If you don’t understand how your metrics relate to true success, you’re machine learning the wrong thing (Ok, Ok… I promise, I’ll only say it one more time…)
Machine learning the right thing…
So you’ll need to invest in keeping your goals healthy.
Start by defining success on different levels of abstraction and coming up with some story about how success at one layer contributes to the others. This doesn’t have to be a precise technical endeavor, like a mathematical equation, but it should be an honest attempt at telling a story that all participants can get behind.
Then meet with team members on a regular basis to talk about the various goals and their relationships. Look at some data to see if your stories about how your goals relate might be right – or how you can improve them. Don’t get too upset that things don’t line up perfectly, because they won’t.
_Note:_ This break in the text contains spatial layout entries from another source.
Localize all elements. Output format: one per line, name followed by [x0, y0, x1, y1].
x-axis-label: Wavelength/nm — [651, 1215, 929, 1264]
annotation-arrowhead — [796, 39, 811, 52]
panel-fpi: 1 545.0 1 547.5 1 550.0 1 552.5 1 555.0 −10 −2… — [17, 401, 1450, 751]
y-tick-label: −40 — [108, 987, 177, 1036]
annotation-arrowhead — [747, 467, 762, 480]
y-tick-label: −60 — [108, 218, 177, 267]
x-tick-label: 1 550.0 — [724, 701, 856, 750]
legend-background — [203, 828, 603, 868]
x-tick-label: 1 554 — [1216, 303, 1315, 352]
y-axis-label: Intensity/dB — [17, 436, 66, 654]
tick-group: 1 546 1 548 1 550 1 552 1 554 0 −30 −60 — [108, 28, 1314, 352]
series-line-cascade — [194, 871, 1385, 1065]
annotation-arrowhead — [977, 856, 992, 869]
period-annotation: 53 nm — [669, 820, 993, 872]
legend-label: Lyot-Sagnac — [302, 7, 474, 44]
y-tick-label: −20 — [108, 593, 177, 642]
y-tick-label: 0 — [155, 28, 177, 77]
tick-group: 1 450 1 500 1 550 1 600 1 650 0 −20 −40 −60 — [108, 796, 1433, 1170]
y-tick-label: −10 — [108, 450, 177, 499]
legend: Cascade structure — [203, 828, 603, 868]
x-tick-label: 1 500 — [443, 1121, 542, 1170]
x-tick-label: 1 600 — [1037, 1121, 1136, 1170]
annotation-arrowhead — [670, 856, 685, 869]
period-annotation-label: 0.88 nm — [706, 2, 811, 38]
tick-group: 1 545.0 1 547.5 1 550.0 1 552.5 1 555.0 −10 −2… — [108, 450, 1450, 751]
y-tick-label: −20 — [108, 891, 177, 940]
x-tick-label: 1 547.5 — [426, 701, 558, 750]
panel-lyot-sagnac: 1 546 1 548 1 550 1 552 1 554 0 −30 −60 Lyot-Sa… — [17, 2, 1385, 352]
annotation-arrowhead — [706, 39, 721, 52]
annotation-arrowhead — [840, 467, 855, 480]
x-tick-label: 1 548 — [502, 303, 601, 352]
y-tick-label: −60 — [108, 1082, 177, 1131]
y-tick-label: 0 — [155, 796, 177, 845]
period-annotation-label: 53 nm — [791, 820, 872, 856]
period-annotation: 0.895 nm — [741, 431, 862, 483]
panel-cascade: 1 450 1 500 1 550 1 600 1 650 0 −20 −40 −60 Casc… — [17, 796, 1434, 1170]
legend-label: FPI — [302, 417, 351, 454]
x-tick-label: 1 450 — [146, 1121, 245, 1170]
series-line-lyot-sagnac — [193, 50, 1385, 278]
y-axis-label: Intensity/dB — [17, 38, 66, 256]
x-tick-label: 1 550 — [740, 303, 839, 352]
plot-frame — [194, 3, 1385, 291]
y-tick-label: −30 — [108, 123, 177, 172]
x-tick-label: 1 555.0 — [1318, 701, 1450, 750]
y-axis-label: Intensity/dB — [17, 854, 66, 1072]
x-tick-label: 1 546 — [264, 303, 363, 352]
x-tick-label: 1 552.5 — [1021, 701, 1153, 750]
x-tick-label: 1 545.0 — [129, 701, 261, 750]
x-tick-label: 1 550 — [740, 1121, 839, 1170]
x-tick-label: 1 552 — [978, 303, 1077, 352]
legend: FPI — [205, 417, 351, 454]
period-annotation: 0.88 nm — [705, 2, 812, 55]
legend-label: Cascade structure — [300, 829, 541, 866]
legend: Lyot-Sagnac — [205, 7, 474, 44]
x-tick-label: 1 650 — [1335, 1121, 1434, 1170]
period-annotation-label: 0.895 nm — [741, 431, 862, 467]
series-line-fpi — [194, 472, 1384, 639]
- On an hourly or daily basis: optimize model properties, like the false positive rate or the false negative rate of the model. For example: how many phishing sites are getting blocked?
- On a weekly basis: review the user outcomes and make sure changes in model properties are affecting user outcomes as expected. For example: you blocked more phishing sites, did fewer users end up getting phished?
- On a monthly basis: review the leading indicators – like customer sentiment and engagement – and make sure nothing has gone off the rails. For example: How many users say they feel safer using your browser because of the phishing protection? How many are irritated by it?
- On a quarterly basis: look at the organizational objectives and make sure your work is moving in the right direction to affect them. For example: market share, particularly for visits to banking sites?
Your team members will make better decisions when they have some understanding of these different measures of success, and some intuition about how they relate.
And remember: you’ll need to revisit the goals of your Intelligent System often. Because things change, and if you don’t invest the time to keep your goals healthy – you’re machine learning the wrong thing!